La lista de malas noticias es interminable. Una a una se multiplican en el escenario nacional -y mundial- para mostrar sus lacras, como si la finalidad fuera provocar flagelo social apocalíptico. Hoy la regla es violencia, delincuencia, (in)movilidad, despidos masivos, devaluación del peso, corrupción, “gasolinazos”, bloqueos y saqueos, “gabinetazos” y amenazas anticipadas de Trump… El desfile de infortunios resulta inagotable, afectando irremediablemente a la economía, la política, lo social y, principalmente, al estado de ánimo de quienes recibimos tales bombardeos informativos y desinformativos. En este sentido, el “estado anímico” es el más peligroso.
El poder del pensamiento y de las emociones es incuestionable. Ha sido tema de estudio de científicos, académicos y líderes espirituales. Por diversas vías, todos coinciden en que su impacto es contundente.
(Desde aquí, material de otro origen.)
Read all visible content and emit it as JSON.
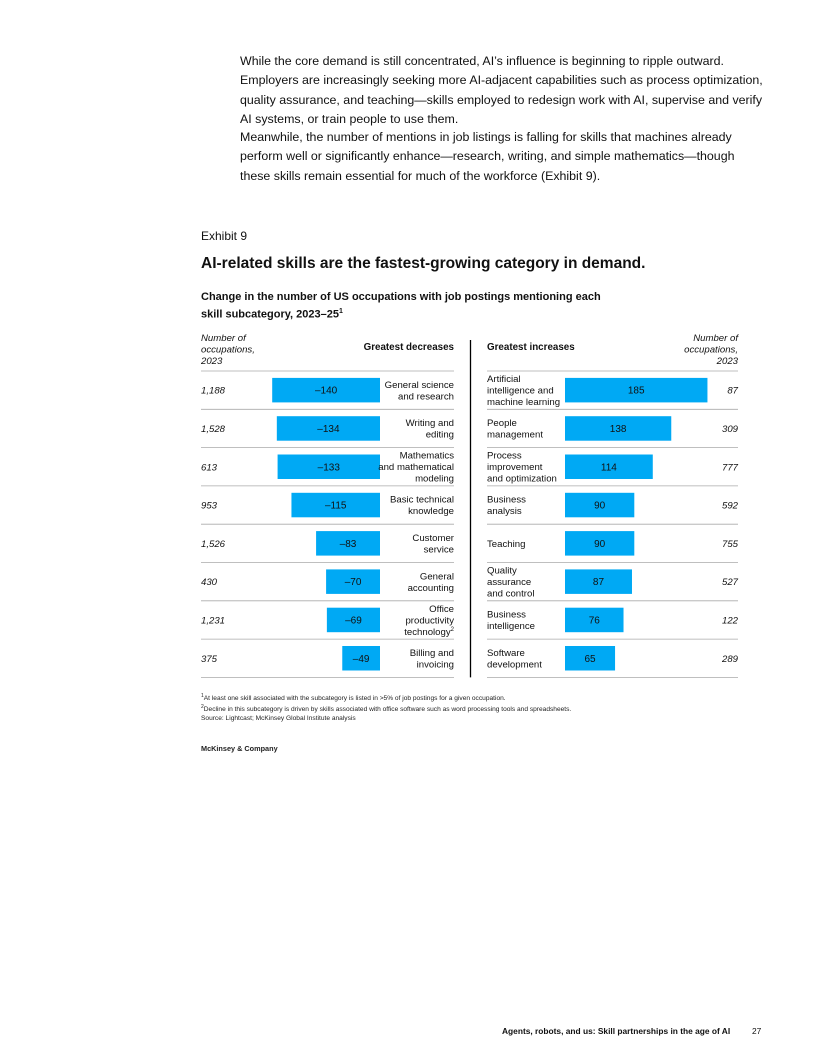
{
  "body_text": {
    "paragraph_1": "While the core demand is still concentrated, AI’s influence is beginning to ripple outward. Employers are increasingly seeking more AI-adjacent capabilities such as process optimization, quality assurance, and teaching—skills employed to redesign work with AI, supervise and verify AI systems, or train people to use them.",
    "paragraph_2": "Meanwhile, the number of mentions in job listings is falling for skills that machines already perform well or significantly enhance—research, writing, and simple mathematics—though these skills remain essential for much of the workforce (Exhibit 9)."
  },
  "exhibit": {
    "label": "Exhibit 9",
    "title": "AI-related skills are the fastest-growing category in demand.",
    "subtitle": "Change in the number of US occupations with job postings mentioning each skill subcategory, 2023–25",
    "subtitle_marker": "1"
  },
  "colors": {
    "bar": "#00a9f4",
    "divider": "#000000",
    "rule": "#aaaaaa"
  },
  "chart_data": {
    "type": "bar",
    "title": "Change in the number of US occupations with job postings mentioning each skill subcategory, 2023–25",
    "column_header_left": "Number of occupations, 2023",
    "column_header_right": "Number of occupations, 2023",
    "decreases": {
      "header": "Greatest decreases",
      "categories": [
        "General science and research",
        "Writing and editing",
        "Mathematics and mathematical modeling",
        "Basic technical knowledge",
        "Customer service",
        "General accounting",
        "Office productivity technology",
        "Billing and invoicing"
      ],
      "category_lines": [
        [
          "General science",
          "and research"
        ],
        [
          "Writing and",
          "editing"
        ],
        [
          "Mathematics",
          "and mathematical",
          "modeling"
        ],
        [
          "Basic technical",
          "knowledge"
        ],
        [
          "Customer",
          "service"
        ],
        [
          "General",
          "accounting"
        ],
        [
          "Office",
          "productivity",
          "technology"
        ],
        [
          "Billing and",
          "invoicing"
        ]
      ],
      "category_markers": [
        "",
        "",
        "",
        "",
        "",
        "",
        "2",
        ""
      ],
      "values": [
        -140,
        -134,
        -133,
        -115,
        -83,
        -70,
        -69,
        -49
      ],
      "labels": [
        "–140",
        "–134",
        "–133",
        "–115",
        "–83",
        "–70",
        "–69",
        "–49"
      ],
      "occupations_2023": [
        "1,188",
        "1,528",
        "613",
        "953",
        "1,526",
        "430",
        "1,231",
        "375"
      ]
    },
    "increases": {
      "header": "Greatest increases",
      "categories": [
        "Artificial intelligence and machine learning",
        "People management",
        "Process improvement and optimization",
        "Business analysis",
        "Teaching",
        "Quality assurance and control",
        "Business intelligence",
        "Software development"
      ],
      "category_lines": [
        [
          "Artificial",
          "intelligence and",
          "machine learning"
        ],
        [
          "People",
          "management"
        ],
        [
          "Process",
          "improvement",
          "and optimization"
        ],
        [
          "Business",
          "analysis"
        ],
        [
          "Teaching"
        ],
        [
          "Quality",
          "assurance",
          "and control"
        ],
        [
          "Business",
          "intelligence"
        ],
        [
          "Software",
          "development"
        ]
      ],
      "values": [
        185,
        138,
        114,
        90,
        90,
        87,
        76,
        65
      ],
      "labels": [
        "185",
        "138",
        "114",
        "90",
        "90",
        "87",
        "76",
        "65"
      ],
      "occupations_2023": [
        "87",
        "309",
        "777",
        "592",
        "755",
        "527",
        "122",
        "289"
      ]
    }
  },
  "footnotes": [
    {
      "marker": "1",
      "text": "At least one skill associated with the subcategory is listed in >5% of job postings for a given occupation."
    },
    {
      "marker": "2",
      "text": "Decline in this subcategory is driven by skills associated with office software such as word processing tools and spreadsheets."
    }
  ],
  "source": "Source: Lightcast; McKinsey Global Institute analysis",
  "brand": "McKinsey & Company",
  "footer": {
    "running_title": "Agents, robots, and us: Skill partnerships in the age of AI",
    "page_number": "27"
  }
}
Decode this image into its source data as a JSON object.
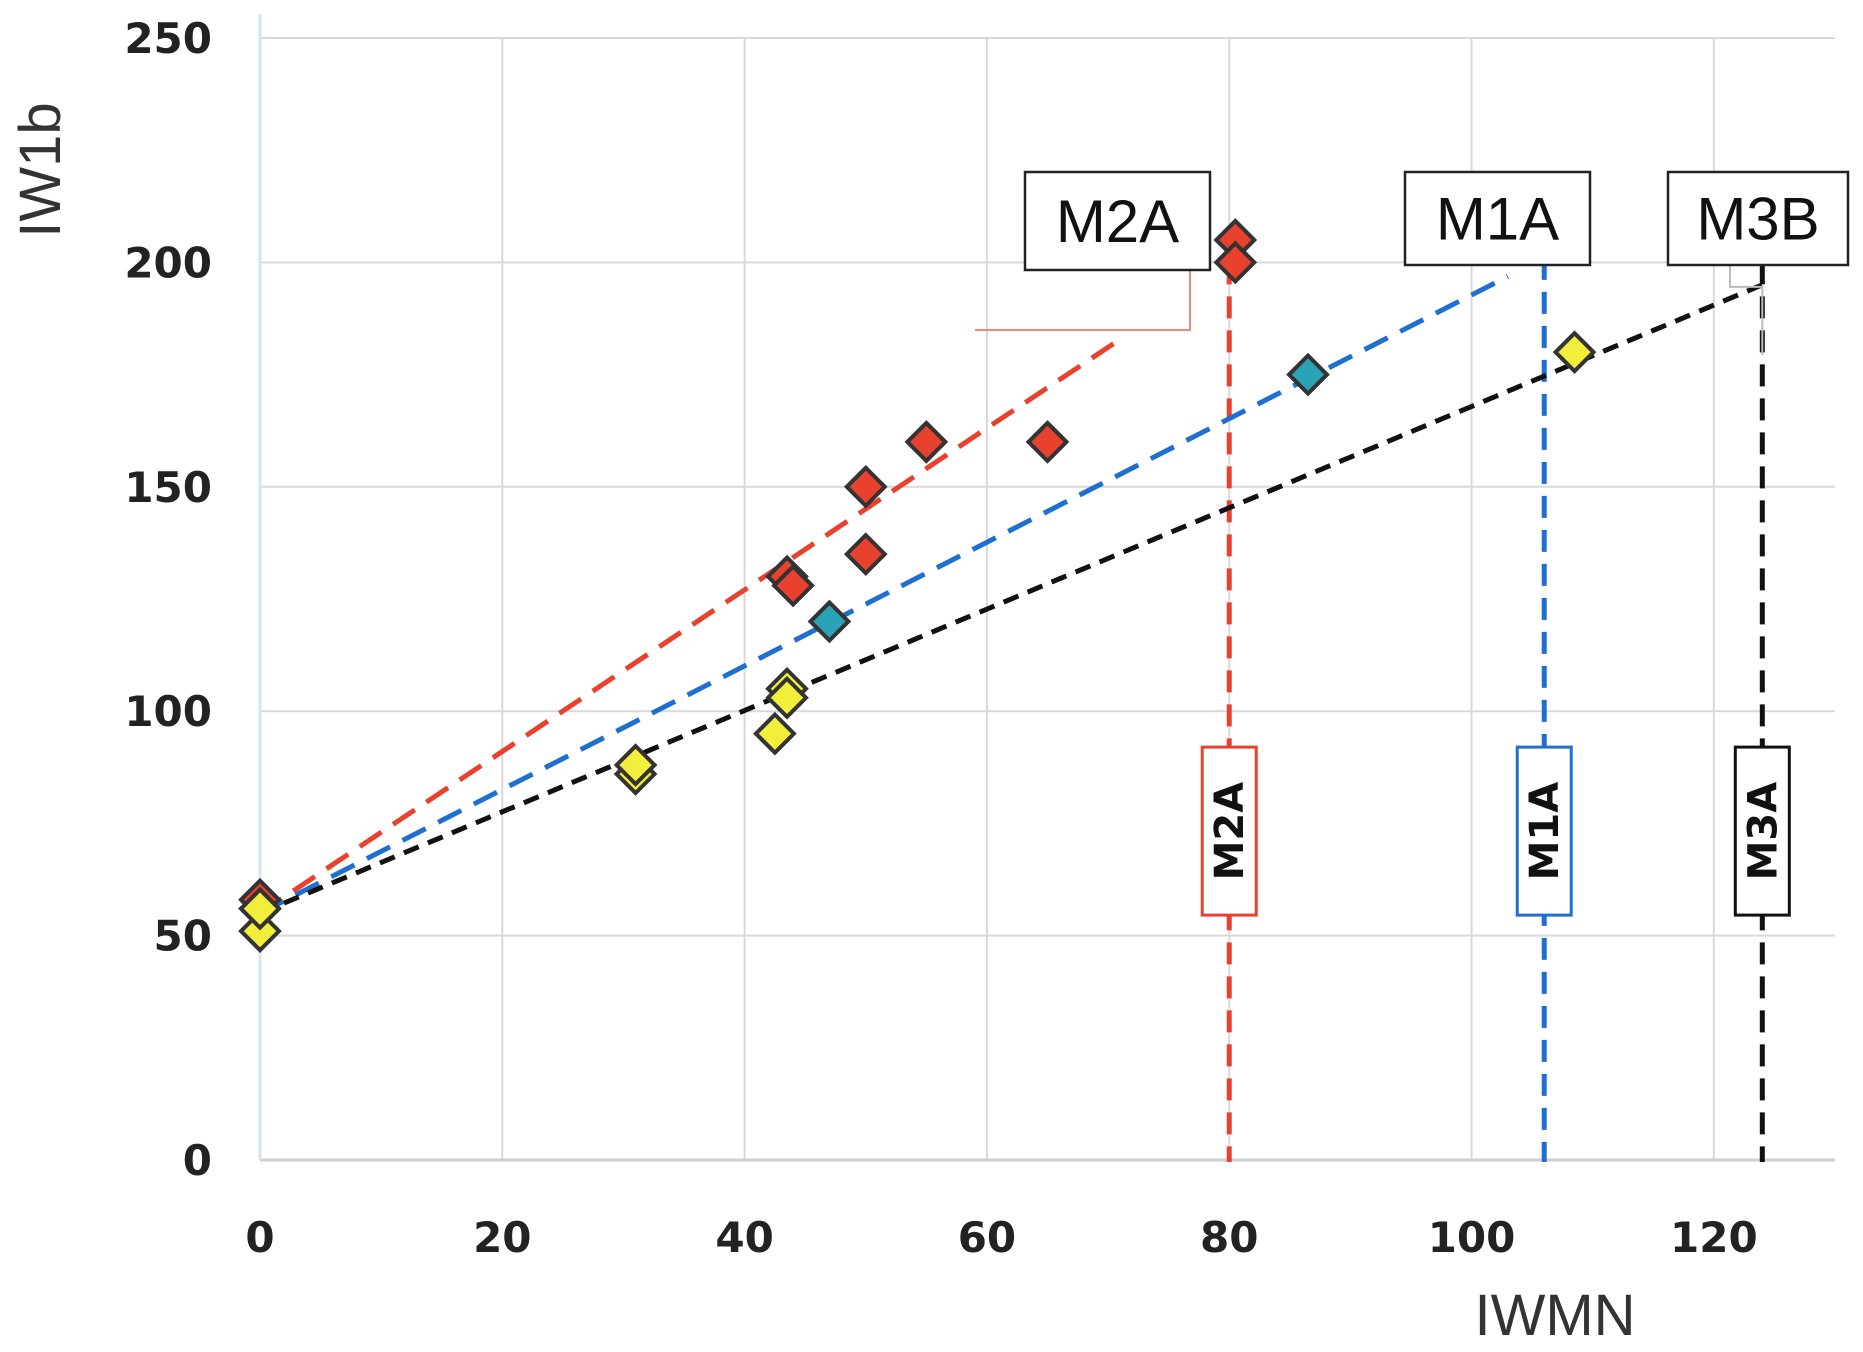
{
  "chart_data": {
    "type": "scatter",
    "title": "",
    "xlabel": "IWMN",
    "ylabel": "IW1b",
    "xlim": [
      0,
      130
    ],
    "ylim": [
      0,
      250
    ],
    "x_ticks": [
      "0",
      "20",
      "40",
      "60",
      "80",
      "100",
      "120"
    ],
    "y_ticks": [
      "0",
      "50",
      "100",
      "150",
      "200",
      "250"
    ],
    "grid": true,
    "series": [
      {
        "name": "M2A",
        "color": "#e8412d",
        "marker_color": "#e8412d",
        "points": [
          {
            "x": 0,
            "y": 58
          },
          {
            "x": 43.5,
            "y": 130
          },
          {
            "x": 44,
            "y": 128
          },
          {
            "x": 50,
            "y": 150
          },
          {
            "x": 50,
            "y": 135
          },
          {
            "x": 55,
            "y": 160
          },
          {
            "x": 65,
            "y": 160
          },
          {
            "x": 80.5,
            "y": 205
          },
          {
            "x": 80.5,
            "y": 200
          }
        ],
        "trend": {
          "x": [
            0,
            80.5
          ],
          "y": [
            55,
            200
          ]
        },
        "trend_visible_x": [
          0,
          71
        ]
      },
      {
        "name": "M1A",
        "color": "#1f6fd1",
        "marker_color": "#29a3b5",
        "points": [
          {
            "x": 0,
            "y": 56
          },
          {
            "x": 47,
            "y": 120
          },
          {
            "x": 86.5,
            "y": 175
          }
        ],
        "trend": {
          "x": [
            0,
            106
          ],
          "y": [
            55,
            201
          ]
        },
        "trend_visible_x": [
          0,
          103
        ]
      },
      {
        "name": "M3",
        "color": "#111111",
        "marker_color": "#f2ee3c",
        "points": [
          {
            "x": 0,
            "y": 51
          },
          {
            "x": 0,
            "y": 56
          },
          {
            "x": 31,
            "y": 86
          },
          {
            "x": 31,
            "y": 88
          },
          {
            "x": 42.5,
            "y": 95
          },
          {
            "x": 43.5,
            "y": 105
          },
          {
            "x": 43.5,
            "y": 103
          },
          {
            "x": 108.5,
            "y": 180
          }
        ],
        "trend": {
          "x": [
            0,
            124
          ],
          "y": [
            55,
            195
          ]
        },
        "trend_visible_x": [
          0,
          124
        ]
      }
    ],
    "vertical_markers": [
      {
        "label": "M2A",
        "x": 80,
        "color": "#e8412d"
      },
      {
        "label": "M1A",
        "x": 106,
        "color": "#1f6fd1"
      },
      {
        "label": "M3A",
        "x": 124,
        "color": "#111111"
      }
    ],
    "annotations": [
      {
        "label": "M2A",
        "anchor_x": 80.5,
        "anchor_y": 200
      },
      {
        "label": "M1A",
        "anchor_x": 103,
        "anchor_y": 201
      },
      {
        "label": "M3B",
        "anchor_x": 124,
        "anchor_y": 195
      }
    ]
  }
}
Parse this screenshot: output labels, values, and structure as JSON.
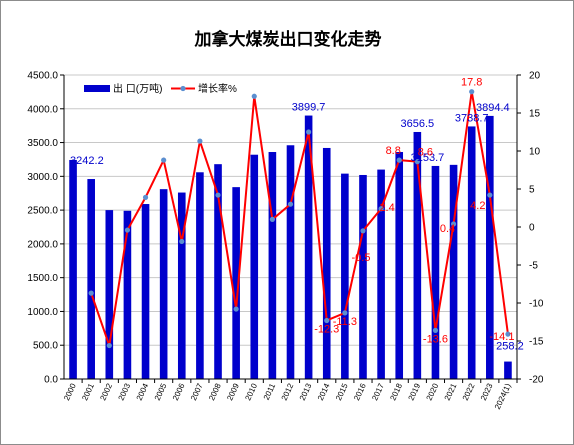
{
  "chart_data": {
    "type": "bar",
    "title": "加拿大煤炭出口变化走势",
    "categories": [
      "2000",
      "2001",
      "2002",
      "2003",
      "2004",
      "2005",
      "2006",
      "2007",
      "2008",
      "2009",
      "2010",
      "2011",
      "2012",
      "2013",
      "2014",
      "2015",
      "2016",
      "2017",
      "2018",
      "2019",
      "2020",
      "2021",
      "2022",
      "2023",
      "2024(1)"
    ],
    "series": [
      {
        "name": "出 口(万吨)",
        "type": "bar",
        "axis": "left",
        "color": "#0000cc",
        "values": [
          3242.2,
          2960,
          2500,
          2490,
          2590,
          2810,
          2760,
          3060,
          3180,
          2840,
          3320,
          3360,
          3460,
          3899.7,
          3420,
          3040,
          3020,
          3100,
          3360,
          3656.5,
          3153.7,
          3170,
          3738.7,
          3894.4,
          258.2
        ]
      },
      {
        "name": "增长率%",
        "type": "line",
        "axis": "right",
        "color": "#ff0000",
        "marker_color": "#5b8fd0",
        "values": [
          null,
          -8.7,
          -15.6,
          -0.4,
          3.9,
          8.8,
          -1.9,
          11.3,
          4.2,
          -10.8,
          17.2,
          1.0,
          3.0,
          12.5,
          -12.3,
          -11.3,
          -0.5,
          2.4,
          8.8,
          8.6,
          -13.6,
          0.4,
          17.8,
          4.2,
          -14.1
        ]
      }
    ],
    "bar_labels": [
      {
        "index": 0,
        "text": "3242.2"
      },
      {
        "index": 13,
        "text": "3899.7"
      },
      {
        "index": 19,
        "text": "3656.5"
      },
      {
        "index": 20,
        "text": "3153.7"
      },
      {
        "index": 22,
        "text": "3738.7"
      },
      {
        "index": 23,
        "text": "3894.4"
      },
      {
        "index": 24,
        "text": "258.2"
      }
    ],
    "line_labels": [
      {
        "index": 14,
        "text": "-12.3"
      },
      {
        "index": 15,
        "text": "-11.3"
      },
      {
        "index": 16,
        "text": "-0.5"
      },
      {
        "index": 17,
        "text": "2.4"
      },
      {
        "index": 18,
        "text": "8.8"
      },
      {
        "index": 19,
        "text": "8.6"
      },
      {
        "index": 20,
        "text": "-13.6"
      },
      {
        "index": 21,
        "text": "0.4"
      },
      {
        "index": 22,
        "text": "17.8"
      },
      {
        "index": 23,
        "text": "4.2"
      },
      {
        "index": 24,
        "text": "-14.1"
      }
    ],
    "left_axis": {
      "min": 0,
      "max": 4500,
      "step": 500,
      "tick_labels": [
        "0.0",
        "500.0",
        "1000.0",
        "1500.0",
        "2000.0",
        "2500.0",
        "3000.0",
        "3500.0",
        "4000.0",
        "4500.0"
      ]
    },
    "right_axis": {
      "min": -20,
      "max": 20,
      "step": 5,
      "tick_labels": [
        "-20",
        "-15",
        "-10",
        "-5",
        "0",
        "5",
        "10",
        "15",
        "20"
      ]
    },
    "grid": true,
    "legend": "top-left"
  }
}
Desde Darwin se ha reconocido que las emociones son fundamentales para que el ser humano se adapte a su ambiente, actúe y tome decisiones, a veces con mayor empuje que el que se consigue con la cognición o raciocinio.
En México hay razones de sobra para las emociones dañinas. Quienes están en las posiciones de poder provocan que los ánimos se dirijan hacia el pesimismo; lo mismo que las impredecibles redes sociales en manos de agitadores y anarquistas anónimos. Como resultado, las pasiones, a menudo negativas, se desbordan y, como señala Daniel Goleman, con demasiada frecuencia nos vemos obligados a afrontar los retos que nos presenta el mundo posmoderno con recursos emocionales adaptados a las necesidades del antiguo pleistoceno.
Hemos caído en los abismos de confusión, mentiras, malas decisiones y soberbia de la élite que ostenta el poder. En este México incierto y malhumorado, el “sálvese quien pueda” predomina sobre cualquier bien común, y no sorprende que la sociedad actual se mueva entre la ansiedad, el pánico y la euforia -de atestiguar cómo crecen los vituperios hacia el Gobierno-, en una especie de surrealismo social.
Lejos de asimilar optimismo con conformismo, y pesimismo con fatalismo, el profundo deterioro y los daños irreversibles al país nos obligan a adoptar una enorme dosis de “realismo” para dimensionar el contenido y alcances de los problemas en aras de intentar solucionarlos. Sin una visión de bien común, el Gobierno terminará de perfeccionar su inminente fracaso.
#MeDuelesMéxico
Jorge Alcocer expresó hace unos días en su columna de Reforma que “aunque no hay espacio para el optimismo, lo puede haber para moderar el pesimismo si Hacienda admite que la tarea más importante es revertir el deterioro de las finanzas públicas”. Cierto, un minuto de optimismo no cambiará el estado de la angustiosa situación, ni sorteará milagrosamente la crisis económica (las autoridades tienen su propia tarea), pero en momentos como este, de deterioros irreversibles y malas noticias, debemos desalentar la formación del caldo de cultivo del mal humor, el mal sentir y el mal actuar.
Toda actitud y sentimiento incide en nuestra forma de percibir y dibujar el porvenir. Hoy la voluntad política interna está paralizada, intentando justificar los males gracias a la situación externa inmodificable. A esos Poderes Ejecutivos -Federal y estatales en México-, les hace falta algunos heroicos Poderes Emocionales.